Lyon avec transport les a revus tous deux ;
Et quand sa main offrait à ces fils généreux
Le prix où leur valeur avait droit de prétendre,
D’elle ils n’ont accepté qu’un fer pour la défendre.
Mais à leurs simples noms désormais est lié
Ce noble dévouement qu’eux seuls ont oublié.
Ah ! si ma faible voix les pouvait tous redire,
Que de faits glorieux animeraient ma lyre !
De tant de citoyens, vain-et sublime effort,
Tandis qu’ils opposaient, sans désarmer le sort,
L’union à la force et le courage au nombre,
On vit soixante fois le jour remplacer l’ombre !
Mais leurs toits s’écroulaient sous les feux dévorants ;
Mais la mort sans relâche éclaircissait leurs rangs :
Tout leur manque à la fois, et la faim menaçante
Soulève au milieu d’eux sa force pâlissante !
Le Rhône semble fuir de ces bords désolés.
Lui-même aux assiégeants, dans ses flots écoulés,
Il ouvre un gué facile, et son onde tarie,
Ainsi que la fortune, a trahi sa patrie.
Cédez, le ciel le veut ; cédez, tristes Français ;
Vous luttez vainement ; vos maux sont à l’excès :
Fuyez, allez chercher quelque lointain asile.

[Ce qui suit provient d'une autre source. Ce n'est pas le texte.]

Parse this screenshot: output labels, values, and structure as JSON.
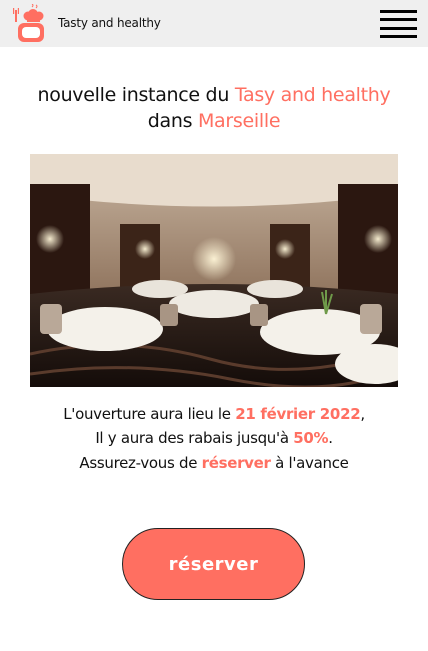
{
  "header": {
    "brand": "Tasty and healthy",
    "logo_icon": "chef-pot-icon",
    "menu_icon": "hamburger-menu-icon"
  },
  "hero": {
    "line1_prefix": "nouvelle instance du ",
    "line1_accent": "Tasy and healthy",
    "line2_prefix": "dans ",
    "line2_accent": "Marseille"
  },
  "info": {
    "opening_prefix": "L'ouverture aura lieu le ",
    "opening_date": "21 février 2022",
    "opening_suffix": ",",
    "discount_prefix": "Il y aura des rabais jusqu'à ",
    "discount_value": "50%",
    "discount_suffix": ".",
    "reserve_prefix": "Assurez-vous de ",
    "reserve_link": "réserver",
    "reserve_suffix": " à l'avance"
  },
  "cta": {
    "label": "réserver"
  },
  "colors": {
    "accent": "#ff6f61",
    "header_bg": "#efefef",
    "text": "#111111"
  }
}
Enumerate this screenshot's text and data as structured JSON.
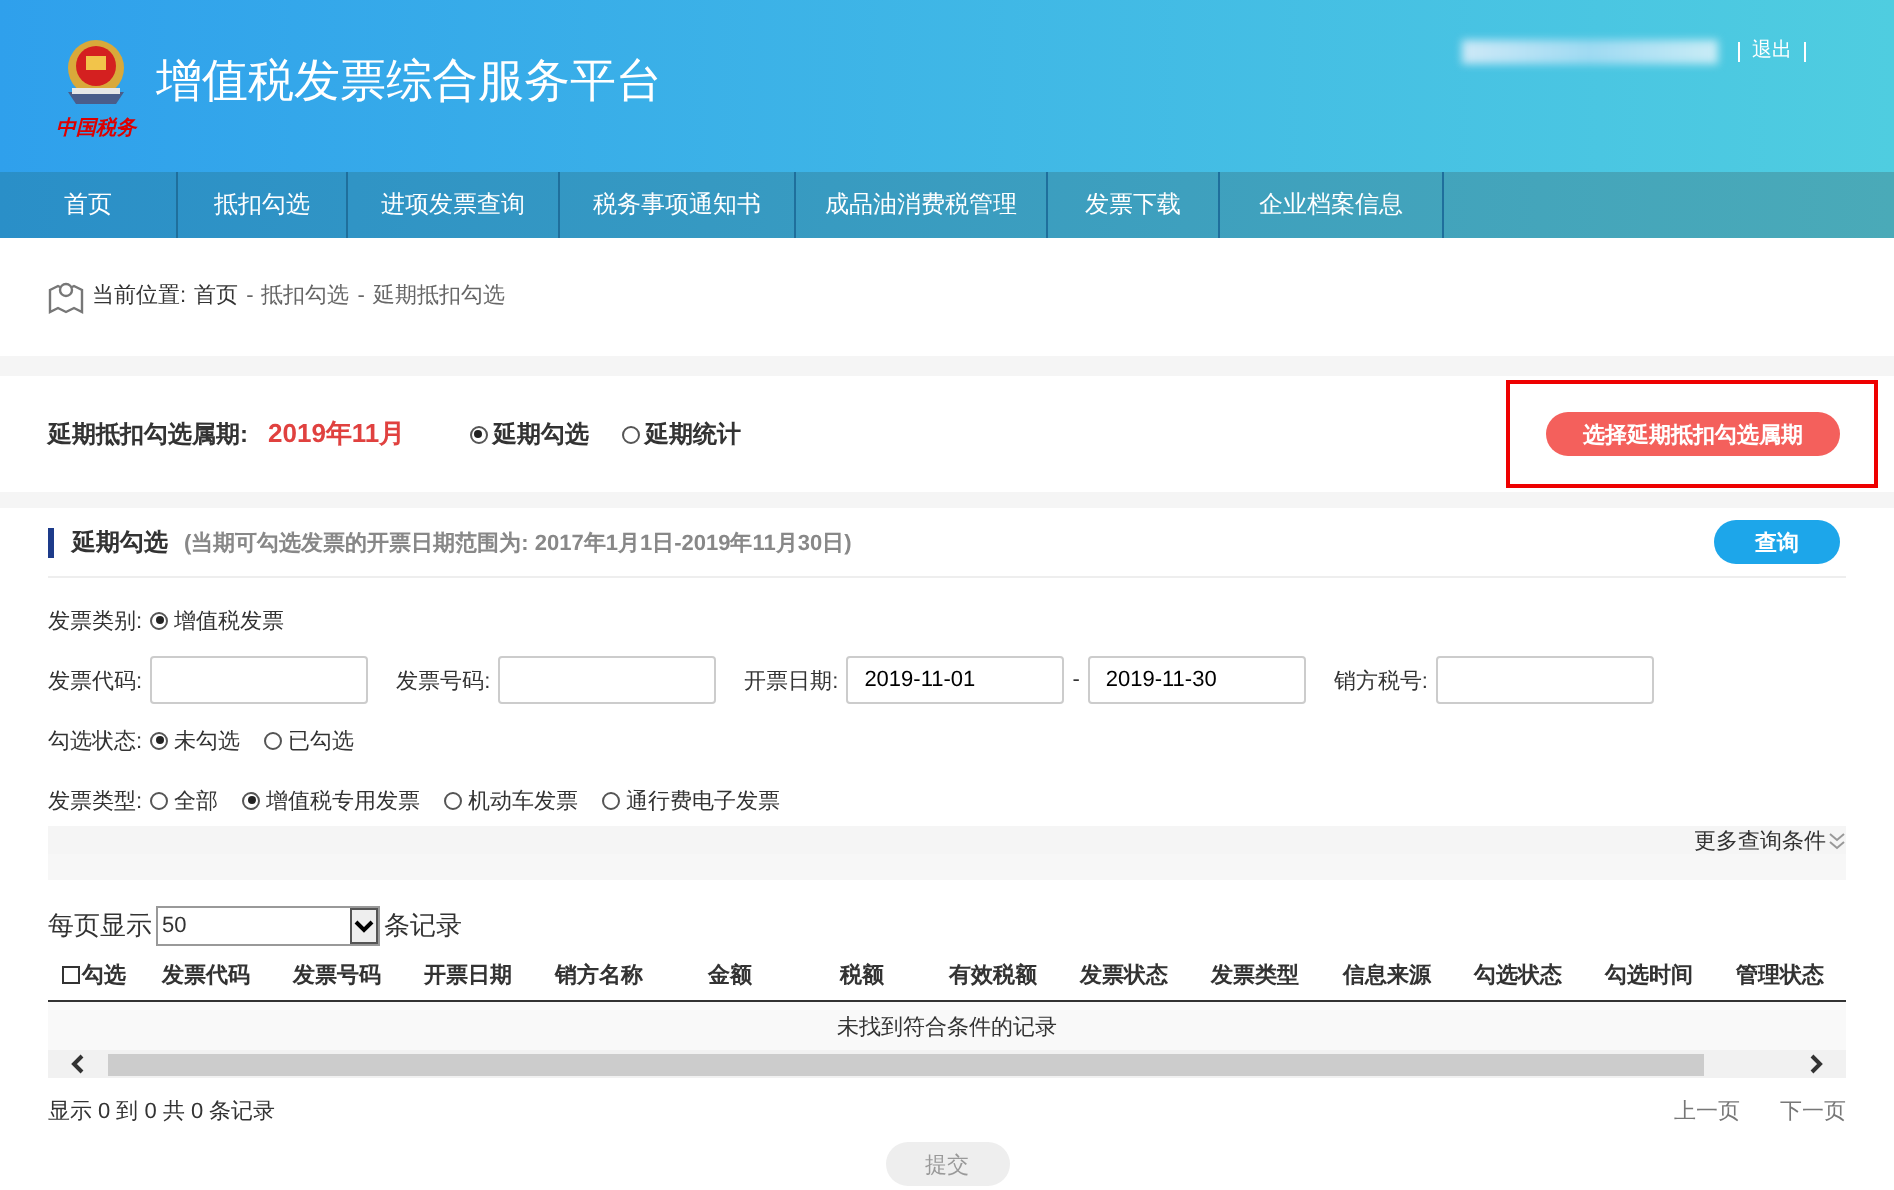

Lyon, de tes enfants une moitié s’exile !
Que dis-je ! cet exil, ils ne l’atteindront pas ;
Le meurtre et la vengeance ont volé sur leurs pas.
Cachez, ah ! cachez-moi cette fuite sanglante !...
 
Mais aux murs de Lyon, le deuil et l’épouvante,
Avec ses oppresseurs, sont entrés à la fois,
Et règnent avec eux au nom sacré des lois ;
Du sceau réprobateur ils marquent leur conquête.
Déjà, pour satisfaire à leur rage secrète,
Les murs trop lentement tombent sous le marteau,
Trop lentement s’abat l’homicide couteau.
Pour des forfaits plus prompts, la mèche est allumée,
Le canon part, répond à la mine enflammée,
La mort et la ruine à la fois ont frappé !
Leur espoir cette fois n’a pas été trompé ;
Sous les débris fumants de la ville qui croule,
Le sang en longs ruisseaux de toutes parts s’écoule,
Et le génie altier de l’antique Albion
Debout sur le détroit, l’œil fixé sur Lyon,
Se repaissant des maux où la France est en proie,
Trois fois trouble les airs par un long cri de joie !
Il n’est pas temps encore ! En vain tu t’es flatté
Qu’un peuple malheureux, proscrit, persécuté,
Disperserait au loin son errante industrie ;
Il faut à ses travaux le ciel de la patrie.
Fleuves, champs paternels, beaux vallons du Mont-d’Or,
Loin de vous, pour vous seuls, il garde ce trésor ;
Et le premier soleil, après de longs orages,
Reverra ses métiers enrichir vos rivages.
Tel, au penchant des monts, si d’un essaim mouvant
Le toit mal assuré cède à l’effort du vent,
Arrachée à l’abri de la ruche native,
Vous voyez l’habitante effarouchée, oisive,
D’une aile vagabonde errer dans la forêt,
Et de ses doux travaux oublier le secret ;
Mais qu’un bras vigilant relève son asile,
Soudain le peuple ailé reprend sa loi tranquille.
Portant de fleurs en fleurs un fructueux essor,
Dans la cire odorante il épanche à flots d’or
Un butin embaumé, pareil à l’ambroisie
Qu’inventa pour ses dieux l’antique Poésie.